Par Robert Maggiori (Libération, 5 juin 2008)

Extrait : “Il n’est question, ici, ni d’amis des bêtes, ni de bêtes amies des hommes. Pas plus que d’exactions féroces, qu’on préfère déraciner de l’humanité et attribuer à l’animalité - alors qu’aucun animal n’agit jamais de façon «bestiale». Ni «rechutes» en ces états sauvages où se trouvait l’espèce humaine avant que Raison lui fût donnée. Encore moins d’accouplements peu naturels avec chiens ou ânesses. Aussi ne comprend-on pas tout de suite pourquoi l’imposant essai de Thierry Galibert, professeur de littérature française à l’université Aix-Marseille (1), s’intitule la Bestialité. Il dit expressément être consacré à la «maladie de l’intelligence», ce qui, au lieu de la bestialité, fait entrevoir la bêtise.

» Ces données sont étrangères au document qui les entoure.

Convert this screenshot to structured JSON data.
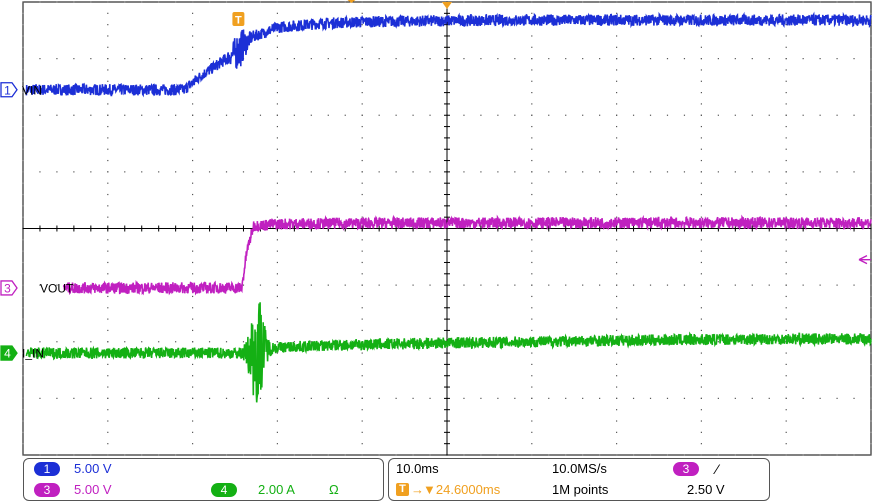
{
  "colors": {
    "ch1": "#1c2fd6",
    "ch3": "#c020c0",
    "ch4": "#14b014",
    "trigger": "#f0a020",
    "grid": "#000000"
  },
  "chart_data": {
    "type": "line",
    "title": "",
    "xlabel": "",
    "ylabel": "",
    "time_per_div_ms": 10,
    "xlim_ms": [
      -50,
      50
    ],
    "ylim_div": [
      -4,
      4
    ],
    "grid": true,
    "series": [
      {
        "name": "VIN",
        "channel": "1",
        "icon": "channel-1-marker-icon",
        "x": [
          -50,
          -31,
          -29,
          -25,
          -23,
          -20,
          -15,
          -10,
          0,
          10,
          20,
          30,
          40,
          50
        ],
        "y": [
          2.45,
          2.45,
          2.7,
          3.1,
          3.38,
          3.55,
          3.62,
          3.65,
          3.67,
          3.68,
          3.68,
          3.68,
          3.68,
          3.68
        ]
      },
      {
        "name": "VOUT",
        "channel": "3",
        "icon": "channel-3-marker-icon",
        "x": [
          -45,
          -24.2,
          -23.6,
          -22.8,
          -20,
          -15,
          0,
          10,
          20,
          30,
          40,
          50
        ],
        "y": [
          -1.05,
          -1.05,
          -0.4,
          0.05,
          0.08,
          0.09,
          0.1,
          0.1,
          0.1,
          0.1,
          0.1,
          0.1
        ]
      },
      {
        "name": "I_IN",
        "channel": "4",
        "icon": "channel-4-marker-icon",
        "x": [
          -50,
          -23,
          -22,
          -21,
          -20,
          -15,
          -10,
          0,
          10,
          20,
          30,
          40,
          50
        ],
        "y": [
          -2.2,
          -2.2,
          -2.1,
          -2.12,
          -2.1,
          -2.07,
          -2.05,
          -2.02,
          -2.0,
          -1.98,
          -1.96,
          -1.95,
          -1.95
        ]
      }
    ],
    "annotations": {
      "trigger_marker": "T",
      "trigger_x_ms": -24.6,
      "trigger_level_div": 0.0
    }
  },
  "status": {
    "ch1": {
      "number": "1",
      "scale": "5.00 V"
    },
    "ch3": {
      "number": "3",
      "scale": "5.00 V"
    },
    "ch4": {
      "number": "4",
      "scale": "2.00 A",
      "unit_symbol": "Ω"
    },
    "horizontal": {
      "time_div": "10.0ms",
      "sample_rate": "10.0MS/s",
      "record": "1M points",
      "trigger_position": "▼24.6000ms"
    },
    "trigger": {
      "source": "3",
      "slope": "⁄",
      "level": "2.50 V"
    }
  }
}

Mais cette maladie-là est celle d’Antonin Artaud, qui en fut «le plus grand pourfendeur et la victime la plus emblématique» : elle n’est donc ni bêtise ni bestialité, sauf à considérer imprudemment que la folie y conduit, ou, mieux, à donner à bestialité un sens particulier que seul Nietzsche, peut-être, a entendu, et auquel Galibert donne une extension et une profondeur inouïes.”